Towards the end of 2012, DuraSpace organized a series of phone calls with the DSpace community. Sponsors, DCAT members, committers, and service providers participated in one of five meetings scheduled to survey current community perceptions of DSpace. Altogether approximately 53 people joined in on the calls, representing 32 organizations. Participants responded to questions such as whether DSpace was currently meeting the needs of their organization, in what ways was it being used, what were the biggest challenges encountered, and what changes or enhancements were most requested. This paper presents the findings from those discussions.

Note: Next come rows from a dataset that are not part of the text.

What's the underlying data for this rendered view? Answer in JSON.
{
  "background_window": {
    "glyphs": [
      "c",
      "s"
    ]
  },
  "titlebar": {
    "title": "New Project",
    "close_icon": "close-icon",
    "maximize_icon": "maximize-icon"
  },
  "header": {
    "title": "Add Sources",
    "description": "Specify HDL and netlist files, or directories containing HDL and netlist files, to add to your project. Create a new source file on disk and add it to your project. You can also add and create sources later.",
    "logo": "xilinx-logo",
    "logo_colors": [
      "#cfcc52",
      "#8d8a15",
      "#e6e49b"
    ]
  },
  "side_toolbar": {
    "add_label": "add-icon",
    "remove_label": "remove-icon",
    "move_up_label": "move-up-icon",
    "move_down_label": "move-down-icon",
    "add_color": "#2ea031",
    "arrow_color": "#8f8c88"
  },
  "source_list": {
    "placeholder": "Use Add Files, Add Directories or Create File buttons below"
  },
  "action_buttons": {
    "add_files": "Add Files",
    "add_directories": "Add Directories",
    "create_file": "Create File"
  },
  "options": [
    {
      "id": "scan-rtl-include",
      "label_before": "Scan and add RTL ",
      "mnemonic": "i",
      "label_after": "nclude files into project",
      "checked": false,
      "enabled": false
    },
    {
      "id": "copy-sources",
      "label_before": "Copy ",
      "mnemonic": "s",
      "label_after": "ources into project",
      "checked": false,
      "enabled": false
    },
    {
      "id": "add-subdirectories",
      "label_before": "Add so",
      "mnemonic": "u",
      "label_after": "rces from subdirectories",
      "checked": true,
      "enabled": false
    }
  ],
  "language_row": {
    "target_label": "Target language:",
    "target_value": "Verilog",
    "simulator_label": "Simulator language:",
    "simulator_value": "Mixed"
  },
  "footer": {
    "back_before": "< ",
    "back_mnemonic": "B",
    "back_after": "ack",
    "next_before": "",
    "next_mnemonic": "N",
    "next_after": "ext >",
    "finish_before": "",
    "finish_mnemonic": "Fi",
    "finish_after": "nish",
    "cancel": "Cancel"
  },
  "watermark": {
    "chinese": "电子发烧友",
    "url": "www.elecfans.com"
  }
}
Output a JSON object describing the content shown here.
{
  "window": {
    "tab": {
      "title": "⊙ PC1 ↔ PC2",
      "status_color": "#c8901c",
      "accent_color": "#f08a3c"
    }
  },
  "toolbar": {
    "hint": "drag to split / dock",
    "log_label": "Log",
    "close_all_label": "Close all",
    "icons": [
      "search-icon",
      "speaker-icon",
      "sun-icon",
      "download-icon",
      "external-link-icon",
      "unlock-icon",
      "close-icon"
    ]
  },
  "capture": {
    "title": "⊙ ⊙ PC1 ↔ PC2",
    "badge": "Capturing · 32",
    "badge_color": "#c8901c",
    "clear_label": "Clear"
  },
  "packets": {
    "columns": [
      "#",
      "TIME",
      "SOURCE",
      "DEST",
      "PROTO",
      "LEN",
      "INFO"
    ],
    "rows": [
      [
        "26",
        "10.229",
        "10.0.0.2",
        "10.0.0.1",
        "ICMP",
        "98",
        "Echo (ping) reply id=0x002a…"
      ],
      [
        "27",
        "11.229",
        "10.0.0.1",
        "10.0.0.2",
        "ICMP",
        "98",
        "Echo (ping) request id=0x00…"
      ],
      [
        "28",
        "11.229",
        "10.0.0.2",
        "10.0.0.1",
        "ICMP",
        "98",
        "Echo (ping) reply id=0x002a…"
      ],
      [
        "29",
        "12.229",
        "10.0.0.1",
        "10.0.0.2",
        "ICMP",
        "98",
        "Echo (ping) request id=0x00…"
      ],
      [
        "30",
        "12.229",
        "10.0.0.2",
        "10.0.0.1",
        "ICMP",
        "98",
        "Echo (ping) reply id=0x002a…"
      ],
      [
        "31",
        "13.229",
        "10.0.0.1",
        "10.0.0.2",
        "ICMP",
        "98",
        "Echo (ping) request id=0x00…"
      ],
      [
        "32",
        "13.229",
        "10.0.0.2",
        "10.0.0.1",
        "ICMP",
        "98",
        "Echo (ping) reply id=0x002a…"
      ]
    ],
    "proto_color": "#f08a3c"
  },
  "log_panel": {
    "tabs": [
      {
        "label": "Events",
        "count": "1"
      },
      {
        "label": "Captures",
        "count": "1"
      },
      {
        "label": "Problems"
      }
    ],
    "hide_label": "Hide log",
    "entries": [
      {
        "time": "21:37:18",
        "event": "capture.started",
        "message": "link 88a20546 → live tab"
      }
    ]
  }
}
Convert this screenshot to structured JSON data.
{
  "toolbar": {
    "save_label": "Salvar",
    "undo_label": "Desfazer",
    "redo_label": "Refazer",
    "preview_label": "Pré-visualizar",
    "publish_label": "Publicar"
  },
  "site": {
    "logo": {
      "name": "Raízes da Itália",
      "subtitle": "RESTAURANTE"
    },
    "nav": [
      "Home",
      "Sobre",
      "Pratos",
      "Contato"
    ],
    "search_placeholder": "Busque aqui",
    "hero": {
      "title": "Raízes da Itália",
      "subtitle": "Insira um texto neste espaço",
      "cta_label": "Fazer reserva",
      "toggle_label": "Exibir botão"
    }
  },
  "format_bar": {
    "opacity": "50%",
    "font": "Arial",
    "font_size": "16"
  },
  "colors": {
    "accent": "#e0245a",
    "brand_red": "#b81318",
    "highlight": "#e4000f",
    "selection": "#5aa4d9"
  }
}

Overall, many participants expressed satisfaction with DSpace's abilities to meet the basic institutional repository needs of their organization.  Many institutions had made a long-term investment in the software and were for the most part satisfied with it.  In particular, a number of people were excited about new developments with DSpace.  Recent releases have yielded a dramatic increase in developer contributions and new features described by some as a "DSpace Renaissance".  (One conjecture was that the recent move of the codebase to Github, a popular web-based hosting system for revision control, made it more convenient for developers to access and work on code.)  Several people mentioned that DSpace has been a good fit for new initiatives in support of open access.

Speakers expressed a number of challenges as their organization's needs have grown over the years:  As digital preservation has become a priority, several people wished that DSpace could provide more support in that area.  Similarly, a few participants wanted better support for author identity and profiles.  One area of criticism was DSpace's front-end tools and the limitations of the out-of-the-box user interface.  Additionally, growing needs in the area of research data management led some people to question whether DSpace was "the right tool" for new requirements in this space. Another area where participants wished for improvements was scalability. Larger institutions sometimes experience performance issues related to large amounts of content or frequent access.  Others expressed a wish for more and better statistical reporting in future releases.  Still others agreed that improved metadata support would be highly valued.

A number of common areas of interest were noted.  Several institutions are interested in the Hydra framework as a possible platform for DSpace (From the Hydra website at http://projecthydra.org:  Hydra is an ecosystem of components that lets institutions deploy robust and durable digital repositories (the body) supporting multiple “heads”: fully-featured digital asset management applications and tailored workflows.  Its principle platforms are the Fedora Commons repository software, Solr, Ruby on Rails and Blacklight). Islandora, the repository platform integrating Fedora with a Drupal front end (http://islandora.ca/), came up as a framework to explore, as well.  Some were interested in DuraCloud integration (https://wiki.duraspace.org/x/SzD7AQ) and others in the new DSpaceCloud offering tendered by DuraSpace (http://dspacecloud.org/).  There was notable interest in a variety of application integration scenarios, including DSpace with BibApp (http://bibapp.org/) and DSpace with VIVO (vivoweb.org). In general, the consensus was that DSpace should not try to "do it all."  Instead, the platform should become more modular, supporting plug-ins rather than becoming bloated with new functions out of the box.  To this end, there was considerable interest in a stable REST API for DSpace that would provide a "repository abstraction level" for external tools to integrate with and build from.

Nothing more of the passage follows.